Perché farlo. Le modifiche alterano la lunghezza delle cuciture. Allunga un davanti e non un dietro, fai una modifica per il seno, sfuma fra due taglie o ridisegna una cucitura laterale, e i due pezzi non combaciano più. Lo scopri alla macchina, a metà di una cucitura, con il tessuto già tagliato.
Il metodo. Allinea i due pezzi a un’estremità, linea di cucitura contro linea di cucitura, con i vertici sovrapposti. Tieni uno spillo o un dito sul punto allineato e ruota il pezzo superiore in modo che i centimetri successivi della sua linea di cucitura si appoggino sull’altra. Sposta avanti il punto di rotazione e ripeti. Prosegui fino all’altra estremità.
Leggi il risultato. Le due linee devono finire insieme, e le tacche devono incontrarsi lungo il percorso. Una piccola differenza — un paio di millimetri — è agio ed è normale, soprattutto su una testa di manica dove l’agio è voluto. Un centimetro o più è un errore da correggere prima di tagliare.
Correggi sul pezzo che hai modificato, non su quello che hai lasciato stare. Ridisegna la cucitura come una linea continua e riconfrontala.
Confronta anche gli angoli.

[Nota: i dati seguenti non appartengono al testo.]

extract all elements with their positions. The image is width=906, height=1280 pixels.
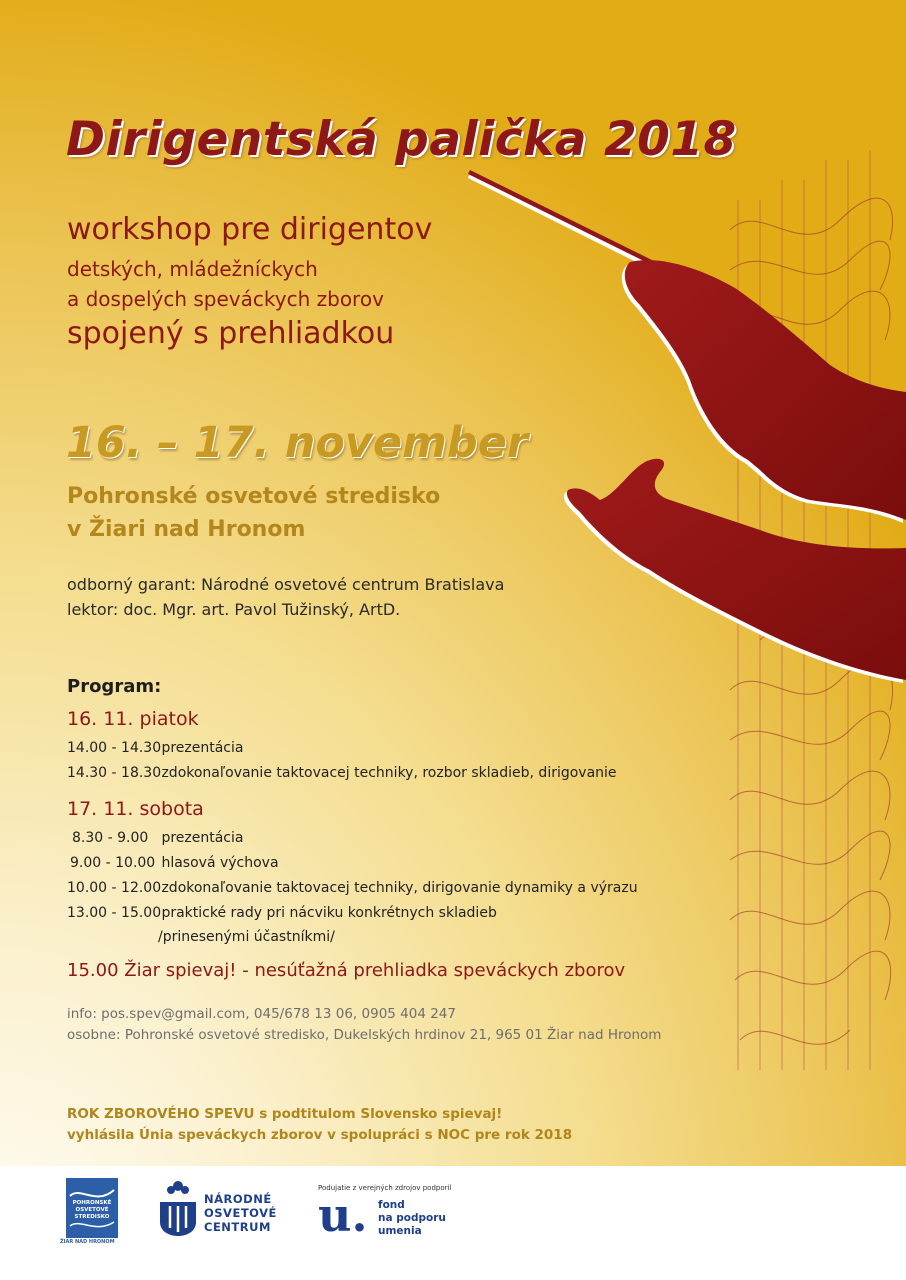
noc-emblem-icon bbox=[158, 1178, 198, 1238]
contact-info bbox=[67, 1004, 661, 1046]
fpu-logo-letter: u. bbox=[318, 1188, 368, 1242]
venue-line-1: Pohronské osvetové stredisko bbox=[67, 484, 441, 509]
schedule-text: zdokonaľovanie taktovacej techniky, rozbor skladieb, dirigovanie bbox=[161, 765, 617, 781]
year-announcement-line-2: vyhlásila Únia speváckych zborov v spolupráci s NOC pre rok 2018 bbox=[67, 1127, 573, 1143]
schedule-text: prezentácia bbox=[161, 740, 244, 756]
fpu-logo-line: na podporu bbox=[378, 1212, 446, 1224]
organizers bbox=[67, 572, 504, 622]
subtitle-line-3: a dospelých speváckych zborov bbox=[67, 287, 384, 311]
program-heading: Program: bbox=[67, 676, 162, 697]
pos-logo-text bbox=[68, 1200, 116, 1221]
schedule-row bbox=[67, 740, 243, 756]
venue-line-2: v Žiari nad Hronom bbox=[67, 517, 306, 542]
schedule-row bbox=[67, 905, 497, 921]
venue bbox=[67, 480, 440, 546]
day2-label: 17. 11. sobota bbox=[67, 798, 204, 820]
schedule-row bbox=[67, 880, 638, 896]
poster-title: Dirigentská palička 2018 bbox=[66, 112, 737, 167]
pos-logo-subtitle: ŽIAR NAD HRONOM bbox=[60, 1239, 115, 1245]
fpu-support-note: Podujatie z verejných zdrojov podporil bbox=[318, 1184, 452, 1192]
day1-label: 16. 11. piatok bbox=[67, 708, 199, 730]
garant-line: odborný garant: Národné osvetové centrum Bratislava bbox=[67, 575, 505, 594]
upper-arm bbox=[625, 260, 906, 520]
fpu-logo-text bbox=[378, 1199, 446, 1238]
noc-logo-line: OSVETOVÉ bbox=[204, 1206, 277, 1220]
fpu-logo-line: fond bbox=[378, 1199, 405, 1211]
final-event: 15.00 Žiar spievaj! - nesúťažná prehliadka speváckych zborov bbox=[67, 960, 626, 981]
subtitle-target bbox=[67, 254, 384, 314]
schedule-time: 13.00 - 15.00 bbox=[67, 905, 162, 921]
event-dates: 16. – 17. november bbox=[66, 418, 529, 468]
schedule-time: 10.00 - 12.00 bbox=[67, 880, 162, 896]
noc-logo-line: NÁRODNÉ bbox=[204, 1192, 272, 1206]
contact-info-line: info: pos.spev@gmail.com, 045/678 13 06, 0905 404 247 bbox=[67, 1006, 456, 1022]
schedule-row-note bbox=[158, 929, 335, 945]
year-announcement bbox=[67, 1104, 572, 1146]
pos-logo-line: STREDISKO bbox=[74, 1214, 110, 1220]
contact-address-line: osobne: Pohronské osvetové stredisko, Dukelských hrdinov 21, 965 01 Žiar nad Hronom bbox=[67, 1027, 662, 1043]
schedule-time: 14.00 - 14.30 bbox=[67, 740, 162, 756]
noc-logo-text bbox=[204, 1192, 277, 1234]
schedule-row bbox=[70, 855, 279, 871]
fpu-logo-line: umenia bbox=[378, 1225, 422, 1237]
schedule-row bbox=[72, 830, 243, 846]
schedule-row bbox=[67, 765, 617, 781]
subtitle-line-2: detských, mládežníckych bbox=[67, 257, 318, 281]
subtitle-prehliadka: spojený s prehliadkou bbox=[67, 316, 395, 351]
logo-bar bbox=[0, 1166, 906, 1280]
noc-logo-line: CENTRUM bbox=[204, 1220, 271, 1234]
year-announcement-line-1: ROK ZBOROVÉHO SPEVU s podtitulom Slovensko spievaj! bbox=[67, 1106, 503, 1122]
pos-logo-line: OSVETOVÉ bbox=[75, 1207, 109, 1213]
schedule-time: 9.00 - 10.00 bbox=[70, 855, 156, 871]
pos-logo-line: POHRONSKÉ bbox=[72, 1200, 112, 1206]
schedule-time: 14.30 - 18.30 bbox=[67, 765, 162, 781]
schedule-time: 8.30 - 9.00 bbox=[72, 830, 149, 846]
pos-logo bbox=[66, 1178, 118, 1238]
schedule-text: /prinesenými účastníkmi/ bbox=[158, 929, 335, 945]
subtitle-workshop: workshop pre dirigentov bbox=[67, 212, 433, 247]
schedule-text: zdokonaľovanie taktovacej techniky, dirigovanie dynamiky a výrazu bbox=[161, 880, 638, 896]
schedule-text: hlasová výchova bbox=[161, 855, 279, 871]
schedule-text: praktické rady pri nácviku konkrétnych skladieb bbox=[161, 905, 497, 921]
lektor-line: lektor: doc. Mgr. art. Pavol Tužinský, ArtD. bbox=[67, 600, 401, 619]
schedule-text: prezentácia bbox=[161, 830, 244, 846]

Dove una cucitura incontra un orlo o uno scollo, i due bordi devono formare un angolo sensato attraverso la giunzione, invece di una punta o di un’intaccatura.
Fallo dopo ogni modifica, su ogni cucitura toccata da quella modifica.

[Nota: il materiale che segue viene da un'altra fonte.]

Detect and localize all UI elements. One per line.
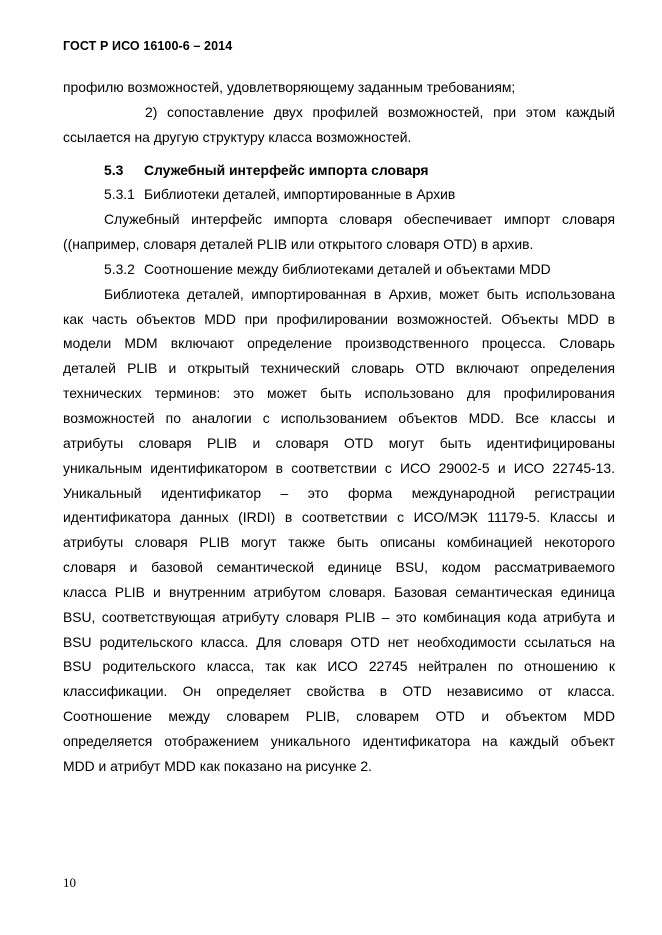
page-number: 10 [63,875,76,890]
paragraph-line: атрибуты словаря PLIB могут также быть описаны комбинацией некоторого [63,534,615,551]
subsection-number: 5.3.2 [104,260,135,277]
paragraph-line: BSU родительского класса. Для словаря OTD нет необходимости ссылаться на [63,633,615,650]
paragraph-line: профилю возможностей, удовлетворяющему заданным требованиям; [63,79,516,95]
subsection-number: 5.3.1 [104,186,135,203]
paragraph-line: Библиотека деталей, импортированная в Архив, может быть использована [104,285,615,302]
paragraph-line: BSU, соответствующая атрибуту словаря PLIB – это комбинация кода атрибута и [63,608,615,625]
paragraph-line: определяется отображением уникального идентификатора на каждый объект [63,732,615,749]
subsection-heading-5-3-2 [63,257,615,282]
paragraph-line: класса PLIB и внутренним атрибутом словаря. Базовая семантическая единица [63,583,615,600]
paragraph-line: модели MDM включают определение производственного процесса. Словарь [63,335,615,352]
paragraph-line: MDD и атрибут MDD как показано на рисунке 2. [63,757,372,774]
paragraph-line: атрибуты словаря PLIB и словаря OTD могут быть идентифицированы [63,434,615,451]
subsection-title: Соотношение между библиотеками деталей и объектами MDD [144,260,551,277]
section-title: Служебный интерфейс импорта словаря [144,161,429,178]
paragraph-line: Уникальный идентификатор – это форма международной регистрации [63,484,615,501]
paragraph-line: ((например, словаря деталей PLIB или открытого словаря OTD) в архив. [63,236,534,253]
subsection-heading-5-3-1 [63,182,615,207]
paragraph-line: уникальным идентификатором в соответствии с ИСО 29002-5 и ИСО 22745-13. [63,459,615,476]
paragraph-line: технических терминов: это может быть использовано для профилирования [63,385,615,402]
paragraph-line: идентификатора данных (IRDI) в соответствии с ИСО/МЭК 11179-5. Классы и [63,509,615,526]
section-number: 5.3 [104,161,124,178]
list-item-2-line: 2) сопоставление двух профилей возможностей, при этом каждый [145,103,615,120]
paragraph-line: возможностей по аналогии с использованием объектов MDD. Все классы и [63,409,615,426]
paragraph-line: BSU родительского класса, так как ИСО 22745 нейтрален по отношению к [63,658,615,675]
document-body [63,75,615,779]
paragraph-line: Служебный интерфейс импорта словаря обеспечивает импорт словаря [104,211,615,228]
section-heading [63,158,615,183]
paragraph-line: классификации. Он определяет свойства в OTD независимо от класса. [63,683,615,700]
subsection-title: Библиотеки деталей, импортированные в Архив [144,186,456,203]
paragraph-line: словаря и базовой семантической единице BSU, кодом рассматриваемого [63,559,615,576]
paragraph-line: деталей PLIB и открытый технический словарь OTD включают определения [63,360,615,377]
paragraph-line: Соотношение между словарем PLIB, словарем OTD и объектом MDD [63,708,615,725]
paragraph-line: как часть объектов MDD при профилировании возможностей. Объекты MDD в [63,310,615,327]
list-item-2-continuation: ссылается на другую структуру класса возможностей. [63,128,412,145]
document-header: ГОСТ Р ИСО 16100-6 – 2014 [63,39,233,53]
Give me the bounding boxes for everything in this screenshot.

Le domande che si fanno davvero
Quali cuciture vale la pena confrontare?
Tutte quelle che hai modificato, più le cuciture laterali, quelle delle spalle, l’attacco manica-giro manica e ogni unione fra corpino e gonna.
La mia manica è più lunga del giro manica.
Una certa differenza è agio voluto, distribuito sulla testa della manica. Se è molto più di quanto indichi il cartamodello, riduci leggermente l’altezza della testa e riconfronta.